Microsoft Research Webinar | ZeRO & Fastest BERT: Increasing the scale and speed of deep learning training in DeepSpeed
Microsoft Research Webinar registration page banner image

Microsoft Research Webinar Series

Register for the webinar

Complete the form below and receive an email with a link to the presentation

*required fields

Microsoft Research Webinar Series

Available on-demand. Register now.

ZeRO & Fastest BERT: Increasing the scale and speed of deep learning training in DeepSpeed

The latest trend in AI is that larger natural language models provide better accuracy; however, larger models are difficult to train because of cost, time, and ease of code integration. With the goal of advancing large model training by improving scale, speed, cost, and usability for model developers across the world, Microsoft made the DeepSpeed library open source in February of 2020.

In this webinar, the DeepSpeed team will discuss what DeepSpeed is, how to use it with your existing PyTorch models, and advancements in the ZeRO optimizer that are central to supporting training of 100–200 billion parameter models and higher. In addition, the team will present deep-dive results on how they were able to obtain the world record for fastest BERT training.

DeepSpeed can efficiently train models with 100–200 billion parameters up to 10 times faster than state-of-the-art via the use of a memory optimization system called ZeRO (Zero Redundancy Optimizer). ZeRO is a parallelized optimizer that greatly reduces the resources needed for model and data parallelism while massively increasing the number of parameters that can be trained. Researchers used these breakthroughs to create Turing Natural Language Generation (Turing-NLG), one of the largest publicly known language models at 17 billion parameters.

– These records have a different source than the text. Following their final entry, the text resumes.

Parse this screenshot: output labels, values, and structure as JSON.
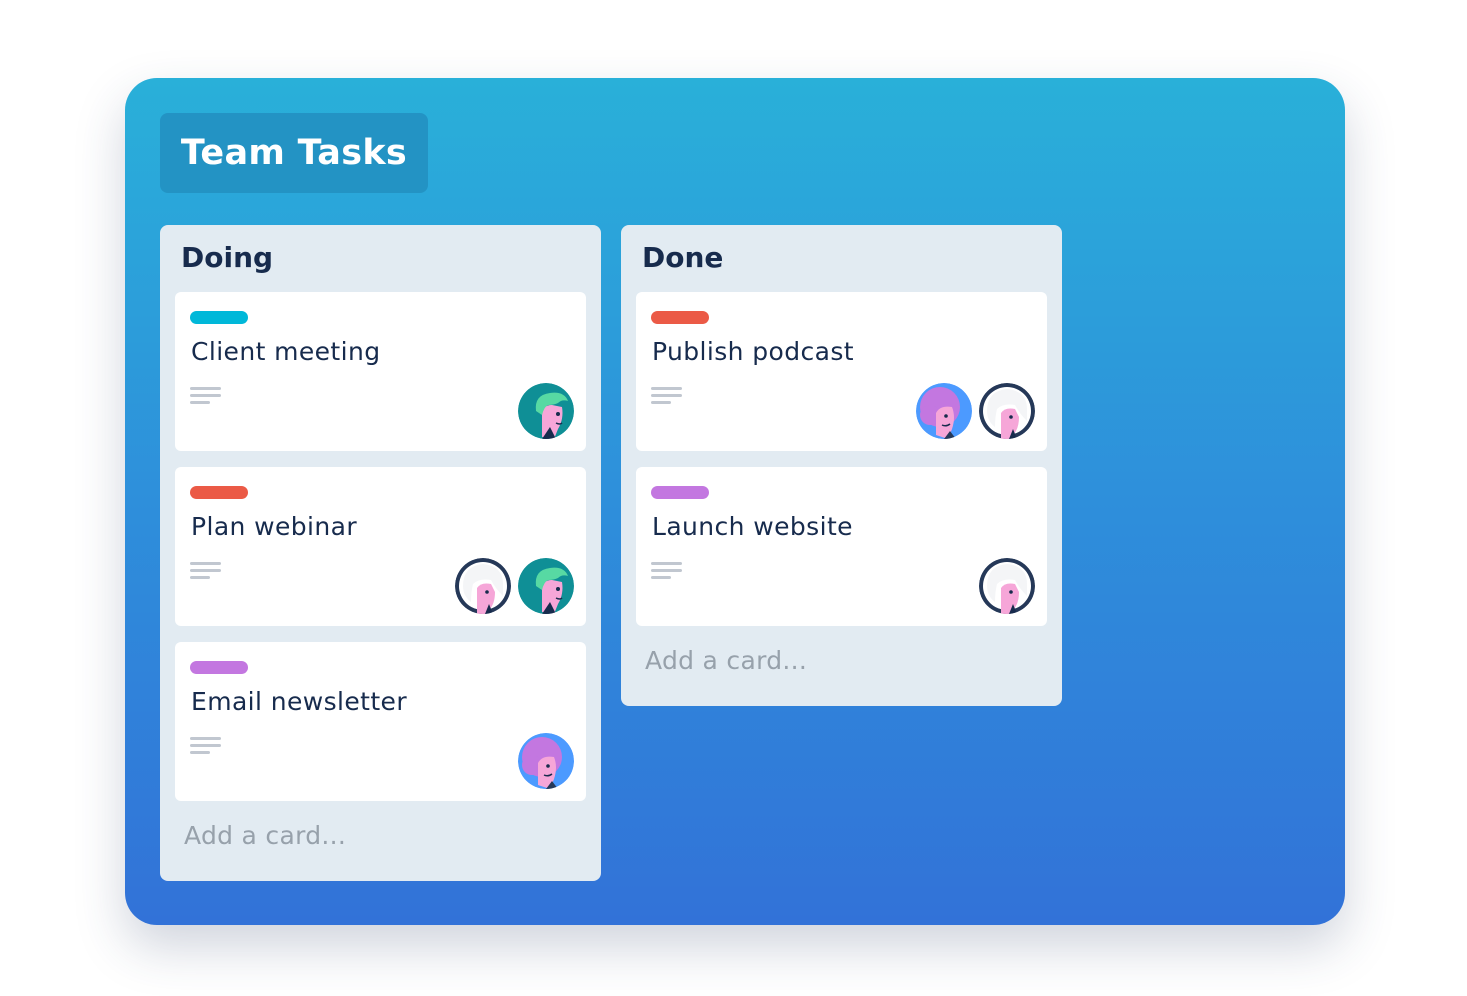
{
  "board": {
    "title": "Team Tasks"
  },
  "colors": {
    "label_cyan": "#00b8d9",
    "label_red": "#eb5a46",
    "label_purple": "#c377e0"
  },
  "lists": [
    {
      "title": "Doing",
      "add_card": "Add a card...",
      "cards": [
        {
          "title": "Client meeting",
          "label_color": "#00b8d9",
          "avatars": [
            "avatar-green-hair"
          ]
        },
        {
          "title": "Plan webinar",
          "label_color": "#eb5a46",
          "avatars": [
            "avatar-white-hair",
            "avatar-green-hair"
          ]
        },
        {
          "title": "Email newsletter",
          "label_color": "#c377e0",
          "avatars": [
            "avatar-purple-hair"
          ]
        }
      ]
    },
    {
      "title": "Done",
      "add_card": "Add a card...",
      "cards": [
        {
          "title": "Publish podcast",
          "label_color": "#eb5a46",
          "avatars": [
            "avatar-purple-hair",
            "avatar-white-hair"
          ]
        },
        {
          "title": "Launch website",
          "label_color": "#c377e0",
          "avatars": [
            "avatar-white-hair"
          ]
        }
      ]
    }
  ]
}
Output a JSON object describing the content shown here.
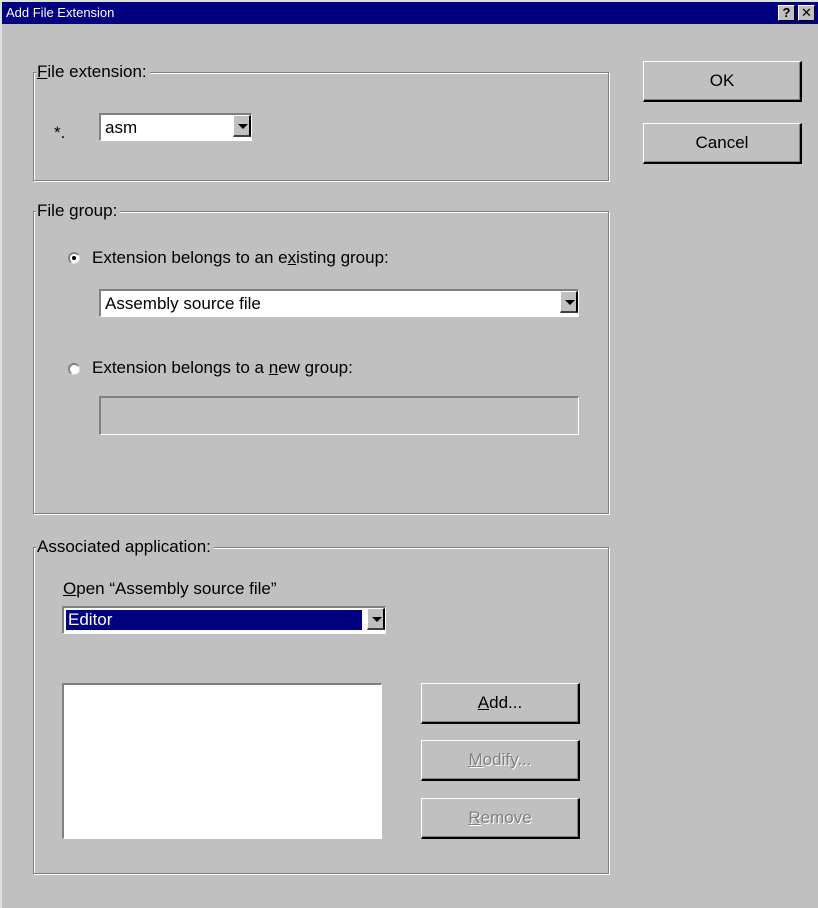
{
  "window": {
    "title": "Add File Extension",
    "help_glyph": "?",
    "close_glyph": "✕"
  },
  "file_extension": {
    "group_label_hotkey": "F",
    "group_label_rest": "ile extension:",
    "prefix": "*.",
    "value": "asm"
  },
  "file_group": {
    "group_label": "File group:",
    "existing_option": {
      "label_before": "Extension belongs to an e",
      "label_hotkey": "x",
      "label_after": "isting group:",
      "selected": true
    },
    "existing_value": "Assembly source file",
    "new_option": {
      "label_before": "Extension belongs to a ",
      "label_hotkey": "n",
      "label_after": "ew group:",
      "selected": false
    },
    "new_value": ""
  },
  "associated_application": {
    "group_label": "Associated application:",
    "open_label_hotkey": "O",
    "open_label_rest": "pen “Assembly source file”",
    "app_value": "Editor",
    "add_hotkey": "A",
    "add_rest": "dd...",
    "modify_hotkey": "M",
    "modify_rest": "odify...",
    "remove_hotkey": "R",
    "remove_rest": "emove"
  },
  "buttons": {
    "ok": "OK",
    "cancel": "Cancel"
  },
  "colors": {
    "titlebar": "#000080",
    "face": "#c0c0c0",
    "selection": "#000080"
  }
}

DeepSpeed recently obtained the fastest BERT training record of 44 minutes on 1024 NVIDIA V100 GPUs. This is a 34% improvement over the best published result, and it does not come at the cost of excessive hardware resources but is a result of improved software efficiency. DeepSpeed can attain a staggering 64 teraflops of single GPU performance on a NVIDIA V100 GPU, which is over 50% of the hardware peak.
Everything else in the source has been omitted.